13 Treasure in the field (Mt.13:44 coming to faith means joyfully leave all for Christ) 

14 Laborers in the field (Mt.20:1-16: It’s all grace, no one earns more than the other. All who come to Christ want to labor for him because he’s good.) 

15 Lost and found: Lost sheep, coin, and son (Lk.15: God is active in seeking and finding; the lost must see themselves as lost in order to “come home”) 

16 Vine and branches (Jn.15:1-12 believers are united to Christ by faith; but some are broken off because they’re not fully plugged in, bearing fruit) 


IV Jesus explains his gospel 

17 Call to repentance (Mt.4:17, 21:28-32 Parable of two sons: God becomes preeminent in our lives; there are only two types of people, those who feign repentance and those are rebels who then repent) 

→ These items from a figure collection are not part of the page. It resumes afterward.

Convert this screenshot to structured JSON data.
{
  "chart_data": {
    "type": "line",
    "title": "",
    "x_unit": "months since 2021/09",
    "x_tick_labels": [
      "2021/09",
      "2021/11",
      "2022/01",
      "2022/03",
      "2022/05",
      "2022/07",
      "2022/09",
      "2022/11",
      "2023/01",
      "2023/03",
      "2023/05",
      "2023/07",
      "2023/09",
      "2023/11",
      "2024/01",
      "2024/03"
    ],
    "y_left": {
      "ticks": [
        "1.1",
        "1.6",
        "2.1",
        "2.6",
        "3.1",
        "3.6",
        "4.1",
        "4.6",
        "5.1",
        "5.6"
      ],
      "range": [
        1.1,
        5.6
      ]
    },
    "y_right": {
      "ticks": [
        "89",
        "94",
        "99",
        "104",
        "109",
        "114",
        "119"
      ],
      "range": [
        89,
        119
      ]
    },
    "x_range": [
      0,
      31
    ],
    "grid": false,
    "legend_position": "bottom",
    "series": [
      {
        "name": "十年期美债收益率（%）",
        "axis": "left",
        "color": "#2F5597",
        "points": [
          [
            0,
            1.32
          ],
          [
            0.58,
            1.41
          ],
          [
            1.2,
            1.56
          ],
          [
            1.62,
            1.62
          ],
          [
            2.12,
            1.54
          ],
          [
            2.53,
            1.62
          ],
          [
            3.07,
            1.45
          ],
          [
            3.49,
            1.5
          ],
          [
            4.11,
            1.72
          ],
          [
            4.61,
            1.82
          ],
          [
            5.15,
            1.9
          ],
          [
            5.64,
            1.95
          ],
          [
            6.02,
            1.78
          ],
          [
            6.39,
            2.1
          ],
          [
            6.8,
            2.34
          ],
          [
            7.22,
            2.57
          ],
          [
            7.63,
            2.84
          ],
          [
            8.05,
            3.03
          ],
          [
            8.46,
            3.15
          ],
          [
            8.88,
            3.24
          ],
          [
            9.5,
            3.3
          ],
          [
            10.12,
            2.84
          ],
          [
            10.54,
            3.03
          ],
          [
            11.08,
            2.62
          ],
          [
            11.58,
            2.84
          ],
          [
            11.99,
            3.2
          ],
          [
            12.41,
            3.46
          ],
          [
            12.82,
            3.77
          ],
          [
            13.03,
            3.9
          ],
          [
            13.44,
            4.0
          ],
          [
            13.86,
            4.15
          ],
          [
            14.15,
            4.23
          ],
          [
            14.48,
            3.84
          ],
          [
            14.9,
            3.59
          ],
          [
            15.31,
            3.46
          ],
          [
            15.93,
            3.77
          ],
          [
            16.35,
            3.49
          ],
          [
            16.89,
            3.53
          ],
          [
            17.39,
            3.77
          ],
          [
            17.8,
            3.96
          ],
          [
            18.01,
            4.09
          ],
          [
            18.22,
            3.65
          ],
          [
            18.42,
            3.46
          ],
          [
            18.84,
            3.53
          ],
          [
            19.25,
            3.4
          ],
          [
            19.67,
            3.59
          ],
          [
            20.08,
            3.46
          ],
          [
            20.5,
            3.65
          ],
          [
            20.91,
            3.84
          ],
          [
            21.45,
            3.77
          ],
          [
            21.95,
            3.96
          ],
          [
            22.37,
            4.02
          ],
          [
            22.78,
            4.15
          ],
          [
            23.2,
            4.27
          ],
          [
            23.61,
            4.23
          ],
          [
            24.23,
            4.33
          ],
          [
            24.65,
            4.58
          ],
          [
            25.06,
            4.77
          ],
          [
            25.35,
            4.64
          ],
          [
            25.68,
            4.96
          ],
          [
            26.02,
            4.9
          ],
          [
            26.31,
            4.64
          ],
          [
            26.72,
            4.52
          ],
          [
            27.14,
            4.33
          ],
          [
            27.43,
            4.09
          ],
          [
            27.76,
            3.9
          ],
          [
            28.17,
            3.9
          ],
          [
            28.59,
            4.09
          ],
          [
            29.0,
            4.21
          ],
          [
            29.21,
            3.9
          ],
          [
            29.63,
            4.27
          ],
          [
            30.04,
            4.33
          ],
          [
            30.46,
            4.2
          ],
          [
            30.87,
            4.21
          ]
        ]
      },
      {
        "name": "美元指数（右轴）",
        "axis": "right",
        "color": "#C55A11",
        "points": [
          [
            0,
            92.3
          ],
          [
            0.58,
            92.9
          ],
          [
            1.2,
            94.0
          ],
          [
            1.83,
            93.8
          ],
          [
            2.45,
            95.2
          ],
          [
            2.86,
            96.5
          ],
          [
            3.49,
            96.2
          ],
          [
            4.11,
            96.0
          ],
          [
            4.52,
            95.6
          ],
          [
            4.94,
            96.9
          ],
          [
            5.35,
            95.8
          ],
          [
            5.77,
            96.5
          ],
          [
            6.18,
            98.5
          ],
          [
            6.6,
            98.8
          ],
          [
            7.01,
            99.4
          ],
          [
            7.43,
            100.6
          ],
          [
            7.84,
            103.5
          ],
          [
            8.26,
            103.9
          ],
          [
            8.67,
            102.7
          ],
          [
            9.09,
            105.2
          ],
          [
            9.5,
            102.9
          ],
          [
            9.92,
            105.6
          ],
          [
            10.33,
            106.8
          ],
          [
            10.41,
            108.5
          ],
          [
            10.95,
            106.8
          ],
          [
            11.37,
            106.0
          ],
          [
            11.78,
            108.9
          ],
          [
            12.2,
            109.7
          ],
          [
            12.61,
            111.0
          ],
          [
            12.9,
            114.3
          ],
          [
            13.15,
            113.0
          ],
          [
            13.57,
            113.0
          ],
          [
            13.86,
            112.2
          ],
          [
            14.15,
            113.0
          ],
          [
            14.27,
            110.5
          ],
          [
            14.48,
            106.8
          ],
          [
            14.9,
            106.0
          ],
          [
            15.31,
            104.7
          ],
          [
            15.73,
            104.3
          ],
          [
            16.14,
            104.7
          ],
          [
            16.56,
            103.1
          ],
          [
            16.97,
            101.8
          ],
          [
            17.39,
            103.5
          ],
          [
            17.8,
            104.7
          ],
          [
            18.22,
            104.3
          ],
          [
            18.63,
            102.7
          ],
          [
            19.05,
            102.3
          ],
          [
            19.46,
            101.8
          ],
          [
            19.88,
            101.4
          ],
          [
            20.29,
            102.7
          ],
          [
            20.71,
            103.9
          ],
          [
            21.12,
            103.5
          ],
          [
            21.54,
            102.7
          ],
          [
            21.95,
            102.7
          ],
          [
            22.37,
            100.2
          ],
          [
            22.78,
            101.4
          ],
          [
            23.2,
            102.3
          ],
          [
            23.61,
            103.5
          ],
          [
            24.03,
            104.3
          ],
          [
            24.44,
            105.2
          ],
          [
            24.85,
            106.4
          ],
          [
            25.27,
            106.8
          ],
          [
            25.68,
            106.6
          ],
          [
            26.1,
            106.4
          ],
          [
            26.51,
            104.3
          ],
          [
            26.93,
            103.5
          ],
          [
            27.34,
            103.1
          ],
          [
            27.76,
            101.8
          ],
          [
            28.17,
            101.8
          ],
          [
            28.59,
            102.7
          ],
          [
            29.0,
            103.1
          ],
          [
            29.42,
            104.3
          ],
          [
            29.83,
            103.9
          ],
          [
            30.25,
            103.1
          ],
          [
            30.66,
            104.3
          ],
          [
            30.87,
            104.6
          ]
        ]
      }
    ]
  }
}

18 True faith (Mt.5, 18: True faith is lowliness (Mt.5:3-12 beatitudes) & child-like dependence, Mt.18:1-5) 

19 Promise of justification (Lk.18:9-14 parable: no delusions, the man begs for mercy) 

20 The way of salvation (Mt.7:13-23 Two ways, two crowds, & two destinations. Choose wisely) 

21 Certainty of judgment (Mt.7:21-27: Saying without doing=empty words; hearing without obeying=empty hearts) 

22 Cost of discipleship (Mt.10:34-49 “I’ve not come to bring peace…father and moth”: Unquestioning loyalty to Christ) 

23 Jesus is Lord (Jn.7:30: his arrest didn’t happen prematurely, because he’s Lord of all) 


V Jesus fulfills his gospel 

24 “It is finished” (Jn.19:30: we don’t need to add to his work, because it’s magnificent in itself; our work shows him in us.) 


If you would have told me in early 2017 that by late 2025 we would have lost Sproul, Packer, Keller, and Macarthur, I would have said, “No way—what can happen if we lose them all so close to each other?” But a work like GATJ stands as a testament that Jesus’ gospel continues on wherever there are faithful believers opening their Bibles, choosing “the good portion” (Lk.10:42), and inviting others to do the same. I’m so grateful for all of these men; or, put better, for the Lord’s work through them. His working through us explains why we can sometimes still be fools and yet be capable of doing great, life-giving things. None of these men were perfect men (though they are now), but God used them powerfully. If the Lord wasn’t in us, our lives would be only foolishness, right? Better is to plug into the Author of life (Ac.3:15) under his promise that he’ll use us to bring saving goodness into the world he created for his glory. 


Thanks Lord for John MacArthur, and for how you used his gospel labors to crystalize my utter confidence in Scripture. Raise up more gospel laborers, great Lord of the Harvest.